Any chance to reset Turkish-EU ties?
The European Union Commission has begun a new term under the leadership of Ursula von der Leyen, the first woman holding the EU’s top job. Her closest company is Charles Michel, president of the EU Council, and both have already worked closely with Turkish officials in their previous positions.
In her first statement on Turkey on Dec. 4, Leyen said she held a phone conversation with President Recep Tayyip Erdoğan on Dec. 1 in which she stressed that the commission was preparing to hold “honest conversations” with Ankara.
In line with these preparations, a senior delegation from the commission paid a visit to Turkey on Dec. 6 to hold talks mainly on migration issues. Vice-President Margaritis Schinas, in charge of promoting the European way of life, and Ylva Johansson, a commissioner of home affairs, met the highest-ranking officials in Ankara, including President Erdoğan and Interior Minister Süleyman Soylu.
Under normal conditions, one would expect the dispatch of EU’s neighborhood and enlargement commissioner, Oliver Varhelyi, for the first visit to a candidate country to discuss the state of accession talks. But as the full membership negotiations with Turkey have long been stalled, bilateral talks have been confined to transactional issues, including security, migration and so on.

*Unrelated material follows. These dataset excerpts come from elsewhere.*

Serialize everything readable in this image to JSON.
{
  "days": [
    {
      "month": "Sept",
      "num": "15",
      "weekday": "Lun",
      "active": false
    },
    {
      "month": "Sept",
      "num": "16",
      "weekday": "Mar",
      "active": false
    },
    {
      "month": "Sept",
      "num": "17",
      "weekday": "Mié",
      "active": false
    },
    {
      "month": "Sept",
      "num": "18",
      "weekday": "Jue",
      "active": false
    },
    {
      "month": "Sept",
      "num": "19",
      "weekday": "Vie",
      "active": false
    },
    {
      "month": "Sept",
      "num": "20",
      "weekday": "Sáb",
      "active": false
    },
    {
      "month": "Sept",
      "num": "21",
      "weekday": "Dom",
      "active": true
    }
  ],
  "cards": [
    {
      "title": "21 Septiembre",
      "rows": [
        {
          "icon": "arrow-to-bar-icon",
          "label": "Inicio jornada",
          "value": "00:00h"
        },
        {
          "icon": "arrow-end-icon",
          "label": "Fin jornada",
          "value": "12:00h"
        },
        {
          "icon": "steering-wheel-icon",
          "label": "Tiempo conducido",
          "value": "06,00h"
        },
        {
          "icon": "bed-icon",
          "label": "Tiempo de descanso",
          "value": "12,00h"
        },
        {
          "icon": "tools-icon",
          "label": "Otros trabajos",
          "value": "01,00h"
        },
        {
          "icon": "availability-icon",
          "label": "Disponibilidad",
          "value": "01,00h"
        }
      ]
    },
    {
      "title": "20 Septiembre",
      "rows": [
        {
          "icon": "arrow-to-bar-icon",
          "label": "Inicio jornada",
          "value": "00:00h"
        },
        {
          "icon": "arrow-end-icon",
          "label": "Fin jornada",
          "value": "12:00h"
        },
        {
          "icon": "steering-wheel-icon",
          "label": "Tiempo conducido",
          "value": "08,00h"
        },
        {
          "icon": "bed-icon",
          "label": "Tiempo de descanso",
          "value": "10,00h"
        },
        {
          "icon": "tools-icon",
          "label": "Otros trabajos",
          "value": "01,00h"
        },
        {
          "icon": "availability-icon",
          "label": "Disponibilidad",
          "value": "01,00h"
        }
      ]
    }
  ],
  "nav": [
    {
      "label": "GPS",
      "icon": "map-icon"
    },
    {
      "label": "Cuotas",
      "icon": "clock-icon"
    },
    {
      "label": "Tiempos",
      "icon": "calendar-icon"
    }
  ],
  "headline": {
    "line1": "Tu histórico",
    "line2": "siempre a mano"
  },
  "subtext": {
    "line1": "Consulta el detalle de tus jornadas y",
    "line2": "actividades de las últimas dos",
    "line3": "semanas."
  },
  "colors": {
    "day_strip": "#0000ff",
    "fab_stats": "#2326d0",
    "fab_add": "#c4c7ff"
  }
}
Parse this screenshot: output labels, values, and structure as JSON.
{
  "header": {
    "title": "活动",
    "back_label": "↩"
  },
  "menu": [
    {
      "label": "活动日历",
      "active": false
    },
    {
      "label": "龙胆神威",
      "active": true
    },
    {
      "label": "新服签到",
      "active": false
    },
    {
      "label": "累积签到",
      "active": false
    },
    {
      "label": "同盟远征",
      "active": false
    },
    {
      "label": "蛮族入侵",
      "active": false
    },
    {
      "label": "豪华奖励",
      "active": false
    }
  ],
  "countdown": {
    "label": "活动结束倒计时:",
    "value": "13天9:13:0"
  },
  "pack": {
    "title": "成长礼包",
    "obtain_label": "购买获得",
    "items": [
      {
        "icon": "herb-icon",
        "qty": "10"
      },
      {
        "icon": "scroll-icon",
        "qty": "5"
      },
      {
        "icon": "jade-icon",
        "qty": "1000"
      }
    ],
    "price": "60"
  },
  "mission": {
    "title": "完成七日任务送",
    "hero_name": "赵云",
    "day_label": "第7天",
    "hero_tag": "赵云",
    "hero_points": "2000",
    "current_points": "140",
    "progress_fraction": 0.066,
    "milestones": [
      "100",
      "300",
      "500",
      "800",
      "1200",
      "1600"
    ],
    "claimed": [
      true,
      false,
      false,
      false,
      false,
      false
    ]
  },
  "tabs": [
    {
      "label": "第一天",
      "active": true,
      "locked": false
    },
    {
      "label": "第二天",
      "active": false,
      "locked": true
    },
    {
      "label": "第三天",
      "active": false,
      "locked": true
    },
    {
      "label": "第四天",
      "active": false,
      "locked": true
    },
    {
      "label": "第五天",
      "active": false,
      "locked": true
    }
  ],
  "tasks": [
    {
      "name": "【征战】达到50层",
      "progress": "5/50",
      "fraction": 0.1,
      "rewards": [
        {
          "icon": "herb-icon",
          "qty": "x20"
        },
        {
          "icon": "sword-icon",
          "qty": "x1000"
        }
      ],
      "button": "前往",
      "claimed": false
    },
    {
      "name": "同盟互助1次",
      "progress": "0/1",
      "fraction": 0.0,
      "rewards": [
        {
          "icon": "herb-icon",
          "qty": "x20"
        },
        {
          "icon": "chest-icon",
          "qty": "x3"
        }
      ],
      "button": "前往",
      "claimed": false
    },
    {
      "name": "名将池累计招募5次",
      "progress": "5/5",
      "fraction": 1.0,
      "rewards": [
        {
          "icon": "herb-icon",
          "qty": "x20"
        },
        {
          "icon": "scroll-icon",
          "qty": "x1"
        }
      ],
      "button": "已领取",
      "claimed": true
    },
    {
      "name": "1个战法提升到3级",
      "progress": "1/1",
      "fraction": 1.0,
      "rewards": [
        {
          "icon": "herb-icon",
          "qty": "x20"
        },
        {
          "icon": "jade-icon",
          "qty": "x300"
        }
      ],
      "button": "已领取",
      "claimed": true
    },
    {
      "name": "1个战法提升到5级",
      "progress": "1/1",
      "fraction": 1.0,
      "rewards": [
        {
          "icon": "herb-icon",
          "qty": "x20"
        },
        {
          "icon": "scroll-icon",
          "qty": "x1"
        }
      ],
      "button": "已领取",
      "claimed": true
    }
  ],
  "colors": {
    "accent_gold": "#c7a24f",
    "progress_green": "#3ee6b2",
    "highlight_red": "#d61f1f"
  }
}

It’s, therefore, not surprising that the first visit is devoted to migration issues, particularly after President Erdoğan repeatedly threatened the Europeans with opening the gates for the Syrian refugees’ influx into Europe. In addition, as one of the top issues, the new commission will be preoccupied with migration issues, as earlier suggested by President Leyen. Continued conversation with Turkey based on a March 2016 refugee deal will establish the main pillar of bilateral engagement.
Unavoidably, one wonders about the future of political ties between Ankara and Brussels and whether the stalled accession talks could be revitalized in the coming period under the new EU Commission. This uncertainty also includes the fate of talks on a visa waiver for Turkish citizens and the updating of the Customs Union.
Having a new brass leading the key EU institutions is surely an important development, but the main parameters have not changed. These parameters mainly correspond to what Turkey should do in terms of fulfilling the Copenhagen criteria.
Turkey has concluded a chain of elections in June 2019, and there were hopes that the government would launch a new period for undertaking necessary reforms and rehabilitating the wounded democratic climate in the country. The only step was taken through a judicial reform package, but the implementation process has proven that it was far from having a real effect in terms of the freedom of expression.
In a general sense, there seems to be no improvement in the fields of democracy, human rights and rule of law with continued restrictions on the use of constitutional rights of assembly and freedom of expression.
To make the picture worse, the dismissal of elected mayors of the People’s Democratic Party (HDP) and the appointment of governors instead of them have inflicted another heavy blow on Turkey’s democracy and image abroad. The continued imprisonment of HDP’s former leader Selahattin Demirtaş and civil society activist and businessman Osman Kavala, among other dissidents, are seen as symbolic cases of ailing Turkish democracy.
It’s true that not many countries in the EU are eager for revitalizing the accession process with Turkey due to political reasons, and many of them are relieved to observe that the current state of democracy makes any sort of reconciliation almost impossible. This adds yet another psychological and political obstacle before establishing a sound dialogue between the two parties.
This makes clear that today’s conditions won’t pledge any chance for a reset on Turkey-EU ties unless the Turkish government opts for a fresh, genuine, radical and effective reform process under what it had used to call Ankara Criteria.